クアルコム ジャパンとニチコンは2018年1月17日、ビッグサイトで開催された「オートモーティブワールド2018」のブースで会見を開き、クアルコムの非接触充電システム「Halo(ハロ)」を用いた電気自動車用のワイヤレス充電システムの開発状況について説明会を行なった。
クアルコムと、コンデンサー製造から電気自動車の充電装置、ビークルtoホーム用のパワーステーションを製造しているニチコンは2017年7月に、EB用のワイヤレス充電システムのライセンス契約を結んでいる。
この契約によりクアルコムは技術特許やノウハウを提供し、ニチコンが量産製品を製造・販売するという連携が実現している。
クアルコム ジャパンのビジネスディベロップメント・シニアディレクターの小沢幸雄氏は「すでにクアルコムからニチコンへの技術やノウハウなどの供与が進んでいる。ニチコンにおける試作開発も間もなく始まると聞いている」と説明。

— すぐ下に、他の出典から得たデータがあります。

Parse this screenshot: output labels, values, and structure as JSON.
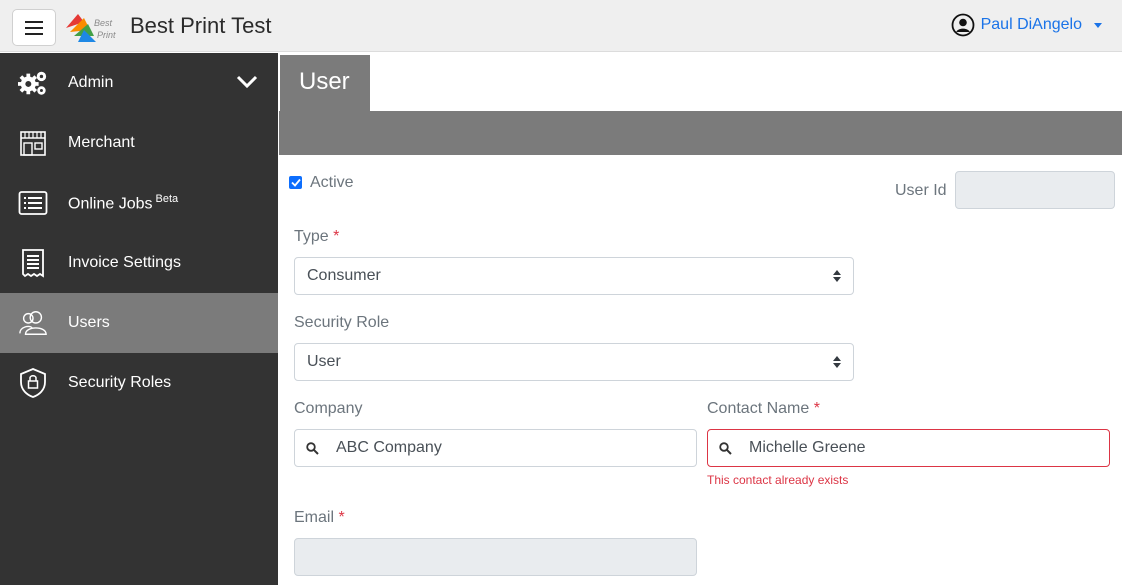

ニチコン NECST ビジネス・ストラテジーオフィスのリーダー杉下豊氏は「当社はこれまでEV向けでは有線の充電システムを事業展開してきた。ワイヤレス充電システムは、有線の充電システムと共存しつつ、EVのベネフィットになるだろう。実際のクルマに採用されたといえる日が早く来ればと考えている」と述べた。その上で、実用化時期については自動車メーカーからの需要次第ではあるが、2021年ごろには市場に出したい」と語っている。
また、クアルコム・ニュージーランドのエンジニアのミカエル・キッセン氏により、開発中のワイヤレス充電システムを道路に埋め込み、EVは走行しながら充電できる「ダイナミックEV充電システム」の紹介も行なわれた。

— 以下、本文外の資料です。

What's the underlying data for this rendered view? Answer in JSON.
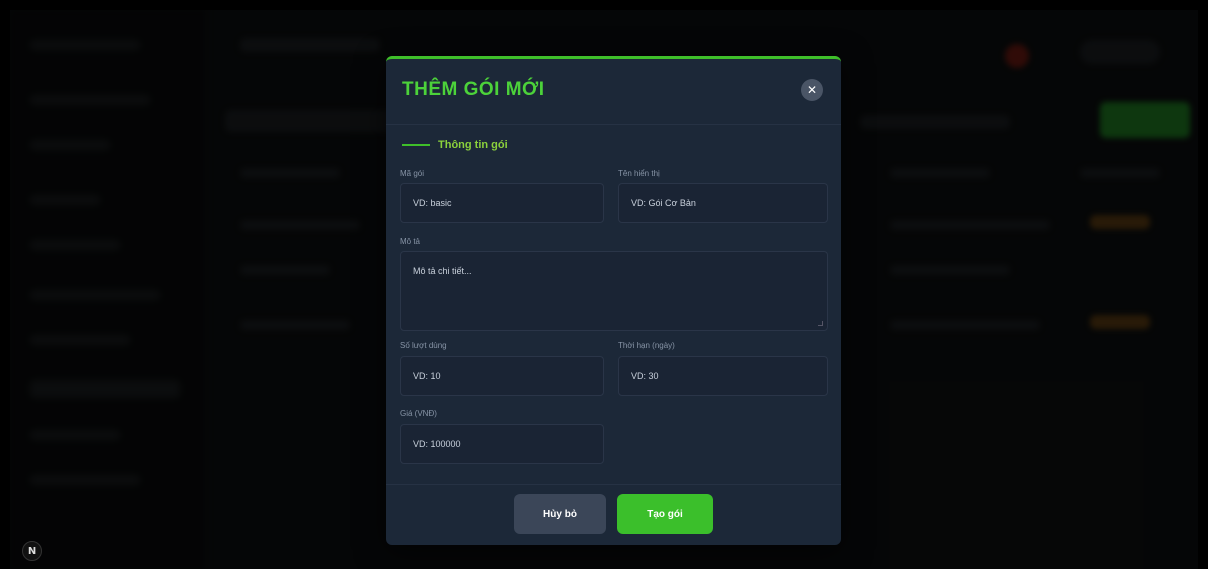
{
  "modal": {
    "title": "THÊM GÓI MỚI",
    "close_symbol": "✕",
    "section_title": "Thông tin gói",
    "fields": {
      "package_code": {
        "label": "Mã gói",
        "placeholder": "VD: basic"
      },
      "display_name": {
        "label": "Tên hiển thị",
        "placeholder": "VD: Gói Cơ Bản"
      },
      "description": {
        "label": "Mô tả",
        "placeholder": "Mô tả chi tiết..."
      },
      "request_count": {
        "label": "Số lượt dùng",
        "placeholder": "VD: 10"
      },
      "duration": {
        "label": "Thời hạn (ngày)",
        "placeholder": "VD: 30"
      },
      "price": {
        "label": "Giá (VNĐ)",
        "placeholder": "VD: 100000"
      }
    },
    "buttons": {
      "cancel": "Hủy bỏ",
      "create": "Tạo gói"
    }
  },
  "background": {
    "corner_badge": "N"
  },
  "colors": {
    "accent_green": "#3bbf2b",
    "title_green": "#4cd23a",
    "modal_bg": "#1c2838"
  }
}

道路に埋め込む充電ユニットの使用周波数は定置型と同じ85kHz、充電出力は最大20kWで、充電可能な最高速は120km/hだという。
今後、普及が加速すると予想される電気自動車の充電インフラとして、従来からの有線充電に加え非接触のワイヤレス充電、さらに路面埋込み型のダイナミックEV充電システムなど、多用な充電方式が展開されることが予感できる。

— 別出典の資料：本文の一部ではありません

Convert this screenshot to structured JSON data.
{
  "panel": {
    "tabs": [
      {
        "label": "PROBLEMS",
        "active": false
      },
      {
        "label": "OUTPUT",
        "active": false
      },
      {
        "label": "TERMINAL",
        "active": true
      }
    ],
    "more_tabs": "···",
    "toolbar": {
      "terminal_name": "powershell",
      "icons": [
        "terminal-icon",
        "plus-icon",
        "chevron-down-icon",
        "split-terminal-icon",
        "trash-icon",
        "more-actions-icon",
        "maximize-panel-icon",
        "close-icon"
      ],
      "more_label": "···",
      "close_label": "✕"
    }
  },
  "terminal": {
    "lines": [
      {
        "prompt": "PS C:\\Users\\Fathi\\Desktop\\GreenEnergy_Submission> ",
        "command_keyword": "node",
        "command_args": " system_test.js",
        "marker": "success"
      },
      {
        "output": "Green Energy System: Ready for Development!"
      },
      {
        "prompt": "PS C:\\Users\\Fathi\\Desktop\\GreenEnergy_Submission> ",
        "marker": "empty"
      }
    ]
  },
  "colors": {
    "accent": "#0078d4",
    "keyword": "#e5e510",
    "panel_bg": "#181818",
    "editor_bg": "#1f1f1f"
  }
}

ただ、ワイヤレス充電は車体側にも非接触型の充電装置を装備するため、車両のコストもアップするため、当初は導入しやすいコストにすることが難しく、高級車向けとして導入されると予想される。しかしクルマと住宅の間で電力をやりとりするビークルtoホーム(V2H)としたり、自動運転とワイヤレス充電システムの親和性は高く、ワイヤレス充電は長期的な視点で考える必要がある。